City and Risk: Achievements and Opportunities
This webinar proposed by the All India Disaster Mitigation Institute (AIDMI) will bring together national disaster management authorities, city authorities, and humanitarian and developmental workers from Asia and the Pacific region to share their experiences in responding to the COVID-19 pandemic in their countries.
Data shows that Cities across the world are badly hit and remain extremely vulnerable to the adverse effects of the COVID-19 pandemic. After imposing lockdowns, Cities are now moving towards unlocking.
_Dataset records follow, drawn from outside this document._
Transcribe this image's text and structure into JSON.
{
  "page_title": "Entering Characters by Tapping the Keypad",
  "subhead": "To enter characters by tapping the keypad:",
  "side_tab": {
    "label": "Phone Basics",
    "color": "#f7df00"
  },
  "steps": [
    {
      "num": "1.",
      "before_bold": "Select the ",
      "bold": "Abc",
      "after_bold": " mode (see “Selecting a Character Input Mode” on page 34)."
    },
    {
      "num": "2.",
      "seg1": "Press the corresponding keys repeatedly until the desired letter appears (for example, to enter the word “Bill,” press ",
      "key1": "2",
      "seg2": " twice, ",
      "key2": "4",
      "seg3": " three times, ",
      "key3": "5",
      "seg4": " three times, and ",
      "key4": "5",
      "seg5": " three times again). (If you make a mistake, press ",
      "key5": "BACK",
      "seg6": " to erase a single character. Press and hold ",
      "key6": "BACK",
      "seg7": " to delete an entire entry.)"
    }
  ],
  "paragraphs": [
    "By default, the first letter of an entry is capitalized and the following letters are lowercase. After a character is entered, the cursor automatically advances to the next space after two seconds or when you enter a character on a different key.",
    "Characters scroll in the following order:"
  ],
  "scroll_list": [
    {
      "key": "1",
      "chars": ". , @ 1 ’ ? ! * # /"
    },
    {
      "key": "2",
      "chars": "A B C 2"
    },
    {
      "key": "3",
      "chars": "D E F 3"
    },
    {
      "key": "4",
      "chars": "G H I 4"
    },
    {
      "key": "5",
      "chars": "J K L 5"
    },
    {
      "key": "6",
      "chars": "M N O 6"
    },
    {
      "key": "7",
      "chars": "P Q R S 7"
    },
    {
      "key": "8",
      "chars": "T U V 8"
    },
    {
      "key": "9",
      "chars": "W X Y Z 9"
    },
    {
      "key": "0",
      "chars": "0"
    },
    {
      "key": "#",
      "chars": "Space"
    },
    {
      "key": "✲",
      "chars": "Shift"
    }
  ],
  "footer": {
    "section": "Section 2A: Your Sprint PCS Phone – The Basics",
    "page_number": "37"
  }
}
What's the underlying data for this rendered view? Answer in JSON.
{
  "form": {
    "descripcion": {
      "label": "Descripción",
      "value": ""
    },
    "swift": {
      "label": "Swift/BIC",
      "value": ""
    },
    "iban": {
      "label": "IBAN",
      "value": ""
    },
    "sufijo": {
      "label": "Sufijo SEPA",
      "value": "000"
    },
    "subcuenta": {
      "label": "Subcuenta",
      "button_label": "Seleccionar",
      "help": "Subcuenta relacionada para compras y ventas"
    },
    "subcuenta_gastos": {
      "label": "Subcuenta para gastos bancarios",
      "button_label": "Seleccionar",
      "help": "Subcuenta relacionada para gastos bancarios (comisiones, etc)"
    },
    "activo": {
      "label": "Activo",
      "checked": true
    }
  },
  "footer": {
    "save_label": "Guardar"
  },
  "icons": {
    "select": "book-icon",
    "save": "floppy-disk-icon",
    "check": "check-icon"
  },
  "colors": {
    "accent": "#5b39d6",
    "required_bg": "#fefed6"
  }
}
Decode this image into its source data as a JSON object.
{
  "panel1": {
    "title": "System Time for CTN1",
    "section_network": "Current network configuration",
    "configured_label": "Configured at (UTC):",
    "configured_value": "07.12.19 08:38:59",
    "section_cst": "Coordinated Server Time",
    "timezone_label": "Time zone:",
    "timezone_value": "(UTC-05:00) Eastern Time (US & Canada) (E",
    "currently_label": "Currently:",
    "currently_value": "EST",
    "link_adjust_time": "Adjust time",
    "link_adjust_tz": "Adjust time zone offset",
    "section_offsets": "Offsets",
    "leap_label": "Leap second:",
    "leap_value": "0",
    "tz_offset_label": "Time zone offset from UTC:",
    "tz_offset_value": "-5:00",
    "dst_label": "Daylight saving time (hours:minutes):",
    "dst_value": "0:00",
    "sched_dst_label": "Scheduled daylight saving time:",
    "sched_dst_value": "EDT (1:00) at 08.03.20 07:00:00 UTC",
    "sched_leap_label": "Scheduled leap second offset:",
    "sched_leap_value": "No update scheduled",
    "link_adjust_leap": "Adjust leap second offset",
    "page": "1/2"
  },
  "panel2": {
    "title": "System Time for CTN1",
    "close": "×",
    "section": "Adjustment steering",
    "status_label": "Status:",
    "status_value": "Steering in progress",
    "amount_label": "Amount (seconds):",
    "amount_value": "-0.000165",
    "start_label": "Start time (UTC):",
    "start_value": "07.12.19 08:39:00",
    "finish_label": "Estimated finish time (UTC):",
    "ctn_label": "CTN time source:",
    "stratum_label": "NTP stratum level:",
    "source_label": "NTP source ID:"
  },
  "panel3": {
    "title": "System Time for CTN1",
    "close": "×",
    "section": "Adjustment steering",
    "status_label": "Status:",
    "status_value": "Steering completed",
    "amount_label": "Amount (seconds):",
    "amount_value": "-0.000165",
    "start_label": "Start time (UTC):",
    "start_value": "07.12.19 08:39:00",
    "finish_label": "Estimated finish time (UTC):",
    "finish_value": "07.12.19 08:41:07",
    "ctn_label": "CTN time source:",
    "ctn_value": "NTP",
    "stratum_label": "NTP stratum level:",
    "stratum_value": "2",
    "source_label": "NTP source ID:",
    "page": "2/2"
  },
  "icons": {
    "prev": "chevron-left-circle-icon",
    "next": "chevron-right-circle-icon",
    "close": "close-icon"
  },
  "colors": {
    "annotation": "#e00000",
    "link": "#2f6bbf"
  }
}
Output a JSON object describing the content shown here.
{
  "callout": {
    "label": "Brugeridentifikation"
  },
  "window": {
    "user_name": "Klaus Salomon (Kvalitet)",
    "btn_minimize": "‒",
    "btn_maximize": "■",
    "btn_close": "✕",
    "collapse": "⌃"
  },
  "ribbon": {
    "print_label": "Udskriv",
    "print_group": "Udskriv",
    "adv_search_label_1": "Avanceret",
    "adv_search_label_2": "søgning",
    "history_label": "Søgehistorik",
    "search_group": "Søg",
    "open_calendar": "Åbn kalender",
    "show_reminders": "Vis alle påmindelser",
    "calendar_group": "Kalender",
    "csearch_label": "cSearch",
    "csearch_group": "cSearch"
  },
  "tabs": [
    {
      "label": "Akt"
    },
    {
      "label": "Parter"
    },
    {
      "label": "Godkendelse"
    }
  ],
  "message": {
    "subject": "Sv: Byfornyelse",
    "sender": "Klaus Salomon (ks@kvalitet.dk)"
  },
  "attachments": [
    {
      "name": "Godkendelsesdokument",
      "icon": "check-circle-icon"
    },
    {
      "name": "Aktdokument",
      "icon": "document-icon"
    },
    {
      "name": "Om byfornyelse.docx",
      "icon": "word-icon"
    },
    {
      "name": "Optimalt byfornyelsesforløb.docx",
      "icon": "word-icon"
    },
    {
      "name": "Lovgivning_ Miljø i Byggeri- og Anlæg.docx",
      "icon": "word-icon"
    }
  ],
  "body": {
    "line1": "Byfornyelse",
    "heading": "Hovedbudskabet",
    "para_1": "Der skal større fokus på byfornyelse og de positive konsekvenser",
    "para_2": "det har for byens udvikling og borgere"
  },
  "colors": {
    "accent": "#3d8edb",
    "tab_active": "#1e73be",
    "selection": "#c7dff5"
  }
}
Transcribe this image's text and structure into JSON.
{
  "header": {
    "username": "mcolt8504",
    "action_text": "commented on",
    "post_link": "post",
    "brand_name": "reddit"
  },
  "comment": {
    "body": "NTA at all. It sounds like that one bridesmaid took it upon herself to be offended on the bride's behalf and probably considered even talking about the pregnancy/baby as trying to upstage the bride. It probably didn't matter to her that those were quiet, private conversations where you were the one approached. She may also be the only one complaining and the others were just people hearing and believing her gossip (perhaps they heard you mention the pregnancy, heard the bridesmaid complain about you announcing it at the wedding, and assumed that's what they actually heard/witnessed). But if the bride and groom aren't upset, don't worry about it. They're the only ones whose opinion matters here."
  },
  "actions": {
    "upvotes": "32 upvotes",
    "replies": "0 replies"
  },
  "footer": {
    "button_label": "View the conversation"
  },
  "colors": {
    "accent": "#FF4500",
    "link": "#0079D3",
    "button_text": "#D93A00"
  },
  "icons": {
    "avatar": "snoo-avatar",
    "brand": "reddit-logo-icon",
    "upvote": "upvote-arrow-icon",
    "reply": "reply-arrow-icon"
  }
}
However, still, a lot of uncertainty looms around suitable approaches, methods, and strategies for unlocking.
Instead of discussing the pros and cons of lockdowns, this webinar aims at identifying and discussing good practices for unlocking, and thus it is forward-looking. During the webinar, speakers will:
(1) share their experiences in supporting their Cities in addressing the impacts of COVID-19;
(2) what has worked and what has not in response to the COVID-19 at City levels; and
(3) the new and emerging role of City administration in COVID-19 preparedness, response, and recovery.